La Procura ha aperto un’inchiesta per fare piena luce sull’accaduto. I carabinieri hanno sequestrato le cartelle cliniche, attesa per l’autopsia.
Potenza – Quella che doveva essere una giornata di gioia infinita si è trasformata in una tragedia inspiegabile. Francesca Nepita, una giovane mamma di 36 anni, è morta sabato mattina nell’ospedale di Lagonegro poco dopo aver dato alla luce la sua terza figlia. Mentre la neonata fortunatamente sta bene, per Francesca sono insorte complicazioni improvvise che hanno scatenato un’emorragia inarrestabile, rivelatasi purtroppo fatale nonostante i tentativi dei medici.

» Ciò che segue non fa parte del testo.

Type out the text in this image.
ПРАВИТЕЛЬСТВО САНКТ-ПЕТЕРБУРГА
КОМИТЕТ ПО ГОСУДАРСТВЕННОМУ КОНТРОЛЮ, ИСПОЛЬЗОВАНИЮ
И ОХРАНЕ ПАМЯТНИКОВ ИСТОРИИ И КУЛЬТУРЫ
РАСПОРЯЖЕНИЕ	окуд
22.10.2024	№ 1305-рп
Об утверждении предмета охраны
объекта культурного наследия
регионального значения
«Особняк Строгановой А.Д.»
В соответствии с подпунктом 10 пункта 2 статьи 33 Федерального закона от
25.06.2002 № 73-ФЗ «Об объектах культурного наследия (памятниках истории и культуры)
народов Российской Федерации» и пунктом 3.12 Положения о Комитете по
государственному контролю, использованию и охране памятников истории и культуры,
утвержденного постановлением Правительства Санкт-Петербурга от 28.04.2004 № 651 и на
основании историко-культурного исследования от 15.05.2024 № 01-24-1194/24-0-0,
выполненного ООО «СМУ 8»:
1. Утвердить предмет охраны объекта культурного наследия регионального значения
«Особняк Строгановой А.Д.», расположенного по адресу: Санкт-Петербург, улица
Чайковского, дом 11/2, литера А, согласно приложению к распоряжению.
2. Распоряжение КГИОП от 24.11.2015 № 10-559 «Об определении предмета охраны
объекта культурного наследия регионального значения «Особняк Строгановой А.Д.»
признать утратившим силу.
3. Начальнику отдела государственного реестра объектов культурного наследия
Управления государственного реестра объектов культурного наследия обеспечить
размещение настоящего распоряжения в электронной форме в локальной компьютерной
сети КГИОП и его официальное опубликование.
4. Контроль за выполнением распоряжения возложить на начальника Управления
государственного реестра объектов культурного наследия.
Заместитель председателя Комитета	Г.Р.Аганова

Sulla vicenda la Procura di Lagonegro ha aperto un’inchiesta per fare piena luce su quanto accaduto in sala parto. I carabinieri hanno già provveduto al sequestro delle cartelle cliniche e si attende ora il conferimento dell’incarico per l’autopsia, che dovrà chiarire se vi siano state responsabilità o se si sia trattato di una tragica fatalità.
Parallelamente, anche l’azienda ospedaliera regionale San Carlo di Potenza ha avviato un’indagine interna per analizzare ogni passaggio dell’iter clinico seguito dal personale sanitario.
La notizia ha gettato nello sconforto due comunità: Scalea, dove la donna viveva con il marito e le figlie e dove verrà proclamato il lutto cittadino nel giorno dei funerali, e Santa Maria del Cedro, suo paese d’origine.
Anche i vertici della Regione Basilicata hanno fatto visita alla struttura ospedaliera per esprimere vicinanza alla famiglia, assicurando la massima collaborazione con le autorità competenti per ricostruire la dinamica dei fatti, mentre il personale del reparto resta sotto shock per l’accaduto.